The FBI has come under harsh criticism in recent weeks for its failure to act on information that might have enabled it to thwart the September 11 attacks. Rather than deny the criticism, FBI Director Robert Mueller has embraced it (easy for him to do, since he didn't start on the job until September 4) and then exploited it to argue that the bureau needs more power, more resources and fewer restrictions.
Both the criticism and the remedy are misguided. The dots that everyone now says should have been connected consist of a few leads spread over a three-year period: a 1998 memo from an FBI agent in Oklahoma suspicious about some Middle Eastern men taking flying lessons; a July 2001 memo from a Phoenix agent speculating that Osama bin Laden could be sending terrorists to flight schools here; and the August 2001 arrest of Zacarias Moussaoui for acting suspiciously in flight school. Viewed in hindsight, each points inexorably to September 11. But there is a world of difference, as any gambler, stock trader or palm reader will tell you, between perceiving the connections after and before the fact. On September 10 these three bits of information competed for the FBI's attention with thousands of other memos, leads and suspicious events pointing in thousands of other directions. We are engaged in a nationwide session of Monday-morning quarterbacking.
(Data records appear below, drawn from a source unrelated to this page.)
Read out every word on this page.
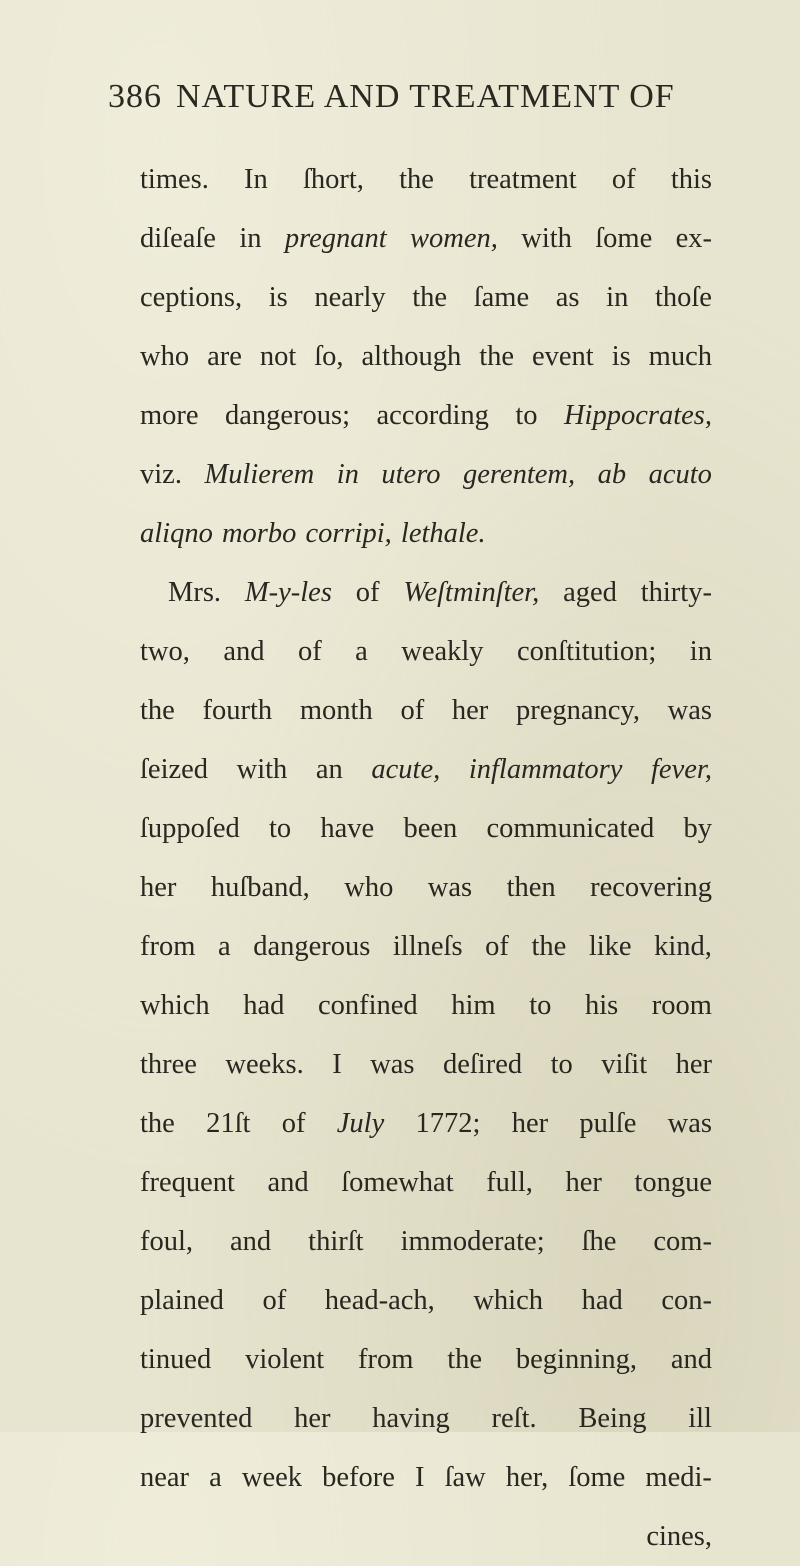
386 NATURE AND TREATMENT OF
times. In ſhort, the treatment of this
diſeaſe in pregnant women, with ſome ex-
ceptions, is nearly the ſame as in thoſe
who are not ſo, although the event is much
more dangerous; according to Hippocrates,
viz. Mulierem in utero gerentem, ab acuto
aliqno morbo corripi, lethale.
Mrs. M-y-les of Weſtminſter, aged thirty-
two, and of a weakly conſtitution; in
the fourth month of her pregnancy, was
ſeized with an acute, inflammatory fever,
ſuppoſed to have been communicated by
her huſband, who was then recovering
from a dangerous illneſs of the like kind,
which had confined him to his room
three weeks. I was deſired to viſit her
the 21ſt of July 1772; her pulſe was
frequent and ſomewhat full, her tongue
foul, and thirſt immoderate; ſhe com-
plained of head-ach, which had con-
tinued violent from the beginning, and
prevented her having reſt. Being ill
near a week before I ſaw her, ſome medi-
cines,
The remedy is worse. Shifting resources to fighting terrorist threats makes sense, but freeing the FBI from the minimal restrictions it has operated under in the past does not. The guidelines governing the FBI's domestic criminal investigations, which do not even apply to international terrorism investigations, had nothing to do with the FBI missing the September 11 plot. And it is likely that the changes in the guidelines announced by Attorney General John Ashcroft will actually reduce the FBI's effectiveness in fighting terrorism.